Too often, approaches to supporting social-emotional learning in schools ignore or minimize context, focusing solely on building specific skills (e.g., lessons on behavior, self-awareness, responsible decision-making, or conflict resolutions), and separating “academic learning” from social emotional development. These efforts too often are used as another way to control student behavior, but true support for students’ social and emotional development is not about prescribing how students should behave. Instead, it should make schools rethink how they manage student behavior. Therefore, we recommend the Department make the following change:

  • Original text: (a)(1) Fosters skills and behaviors that enable academic progress developed through explicit instruction in social, emotional, and cognitive skills;
  • Replacement text: (a)(1) Fosters skills and behaviors that enable academic progress developed through explicit instruction in that integrates social, emotional, and academic skills learning into a larger effort focused on asset-based approaches that address adult beliefs and mindsets and the policies and practices necessary to create equitable and inclusive learning environments;

For decades, school policies have often been informed by the view that the language and cultures of many students and communities of color are deficiencies to be “fixed.” That is why social-emotional learning efforts must be informed by parents, caregivers, students, and communities from diverse groups and who are representative of the community.
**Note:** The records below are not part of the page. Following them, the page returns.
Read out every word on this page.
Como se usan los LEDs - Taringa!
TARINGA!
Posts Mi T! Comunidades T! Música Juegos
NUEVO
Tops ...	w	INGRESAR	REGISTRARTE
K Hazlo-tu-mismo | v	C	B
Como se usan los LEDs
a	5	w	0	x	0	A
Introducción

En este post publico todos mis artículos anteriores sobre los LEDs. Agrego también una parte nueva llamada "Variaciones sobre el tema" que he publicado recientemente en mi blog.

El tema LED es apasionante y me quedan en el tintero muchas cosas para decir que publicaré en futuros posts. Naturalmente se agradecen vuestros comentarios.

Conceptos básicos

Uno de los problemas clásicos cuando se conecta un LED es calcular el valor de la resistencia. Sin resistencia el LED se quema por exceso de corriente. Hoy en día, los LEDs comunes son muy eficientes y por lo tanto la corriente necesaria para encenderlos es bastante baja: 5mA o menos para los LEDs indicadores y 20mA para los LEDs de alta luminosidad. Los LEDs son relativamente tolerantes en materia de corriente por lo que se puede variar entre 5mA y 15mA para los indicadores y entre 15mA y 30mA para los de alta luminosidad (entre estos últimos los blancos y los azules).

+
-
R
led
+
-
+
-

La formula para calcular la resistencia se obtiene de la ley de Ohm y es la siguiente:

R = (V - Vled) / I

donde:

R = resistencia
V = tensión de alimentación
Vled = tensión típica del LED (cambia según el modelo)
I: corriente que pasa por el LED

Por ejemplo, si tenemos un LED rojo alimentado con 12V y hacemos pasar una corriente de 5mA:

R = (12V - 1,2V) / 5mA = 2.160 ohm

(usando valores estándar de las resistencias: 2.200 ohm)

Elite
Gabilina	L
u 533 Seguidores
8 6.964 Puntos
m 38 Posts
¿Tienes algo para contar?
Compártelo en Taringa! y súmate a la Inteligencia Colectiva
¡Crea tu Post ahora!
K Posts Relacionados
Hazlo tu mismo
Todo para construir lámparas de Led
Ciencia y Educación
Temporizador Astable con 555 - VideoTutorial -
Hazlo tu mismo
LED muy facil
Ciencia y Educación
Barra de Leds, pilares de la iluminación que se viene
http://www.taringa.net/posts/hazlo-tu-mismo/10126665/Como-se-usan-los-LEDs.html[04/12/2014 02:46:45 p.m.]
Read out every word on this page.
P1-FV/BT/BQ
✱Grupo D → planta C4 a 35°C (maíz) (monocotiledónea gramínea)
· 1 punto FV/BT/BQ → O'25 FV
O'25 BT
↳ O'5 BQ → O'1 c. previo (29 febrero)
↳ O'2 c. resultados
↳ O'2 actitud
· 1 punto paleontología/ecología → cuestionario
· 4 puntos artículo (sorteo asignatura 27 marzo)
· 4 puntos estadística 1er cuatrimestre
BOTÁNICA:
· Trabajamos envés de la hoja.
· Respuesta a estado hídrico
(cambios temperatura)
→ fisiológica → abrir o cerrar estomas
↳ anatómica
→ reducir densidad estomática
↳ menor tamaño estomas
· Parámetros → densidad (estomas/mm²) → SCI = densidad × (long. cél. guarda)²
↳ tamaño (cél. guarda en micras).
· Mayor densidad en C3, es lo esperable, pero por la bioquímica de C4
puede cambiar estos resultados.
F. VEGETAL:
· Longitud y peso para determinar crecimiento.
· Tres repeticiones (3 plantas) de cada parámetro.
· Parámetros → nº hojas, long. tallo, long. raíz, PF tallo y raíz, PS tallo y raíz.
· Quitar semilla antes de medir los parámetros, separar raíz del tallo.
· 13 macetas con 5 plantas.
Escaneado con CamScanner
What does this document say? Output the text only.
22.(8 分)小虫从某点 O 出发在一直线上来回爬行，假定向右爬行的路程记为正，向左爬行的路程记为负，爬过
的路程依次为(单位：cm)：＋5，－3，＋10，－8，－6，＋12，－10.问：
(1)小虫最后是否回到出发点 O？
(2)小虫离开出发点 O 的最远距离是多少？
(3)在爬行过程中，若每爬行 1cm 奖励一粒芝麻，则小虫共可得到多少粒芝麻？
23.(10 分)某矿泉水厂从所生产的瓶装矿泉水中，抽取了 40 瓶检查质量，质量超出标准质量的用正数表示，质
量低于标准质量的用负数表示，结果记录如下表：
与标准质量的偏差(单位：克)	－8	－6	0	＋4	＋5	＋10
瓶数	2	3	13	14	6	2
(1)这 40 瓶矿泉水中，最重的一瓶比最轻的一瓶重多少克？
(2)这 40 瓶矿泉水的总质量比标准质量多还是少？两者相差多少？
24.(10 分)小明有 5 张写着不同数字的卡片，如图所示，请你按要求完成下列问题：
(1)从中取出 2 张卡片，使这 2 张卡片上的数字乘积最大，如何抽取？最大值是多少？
  • Original text (b)(3): Engaging parents, caregivers, students, and community members as full partners in school climate review and improvement
  • Recommended text: (b)(3) Engaging parents, caregivers, students, and community members from diverse backgrounds and who are representative of the community as full partners in school climate review and improvement

Proposed Priority 6—Strengthening Cross-Agency Coordination and Community Engagement to Advance Systemic Change

We appreciate the Department’s emphasis on projects that are designed to take a systemic approach to improving outcomes for underserved students through multi-level coordination across sectors.

Proposed Definitions

It is important that the Department define “high-quality” early learning to include the following components, which better ensure equitable early learning practices. We suggest the following change:

  • Recommended additional definition: High-quality early learning means programs that provide at least full educator compensation parity with kindergarten to grade three educators; use inclusion models to maximize the provision of the least restrictive environment (LRE) for children receiving services under the Individuals with Disabilities in Education Act (IDEA); engage in best practices for dual language learners; provide ongoing professional development in developmentally appropriate practices, including positive behavioral support models; and provide full-day

While assessments are only one measure of student learning, and assessments alone will not address systemic discrimination and inequity in our education system, they are a critical tool to identifying and diagnosing gaps in equity and opportunity. To ensure that the “high-quality quality assessment” definition supports projects that will increase the quality of comprehensive assessment systems, we suggest the following changes:

High-quality assessment:

  • Original Text: High-quality assessments means diagnostic, formative, or summative assessments that are valid and reliable for the purposes for which they are used and that provide relevant and timely information to help educators and parents or caregivers support
  • Recommended Text: High-quality assessments means diagnostic, formative, or summative assessments that are valid and reliable for the purposes for which they are used; that provide relevant, and timely, and understandable information to help educators and parents or caregivers support students; that are aligned to college-and- career readiness standards; and that provide appropriate accessibility to all students, including English learners and students with disabilities.

 

Thank you for the opportunity to comment on these critical priorities.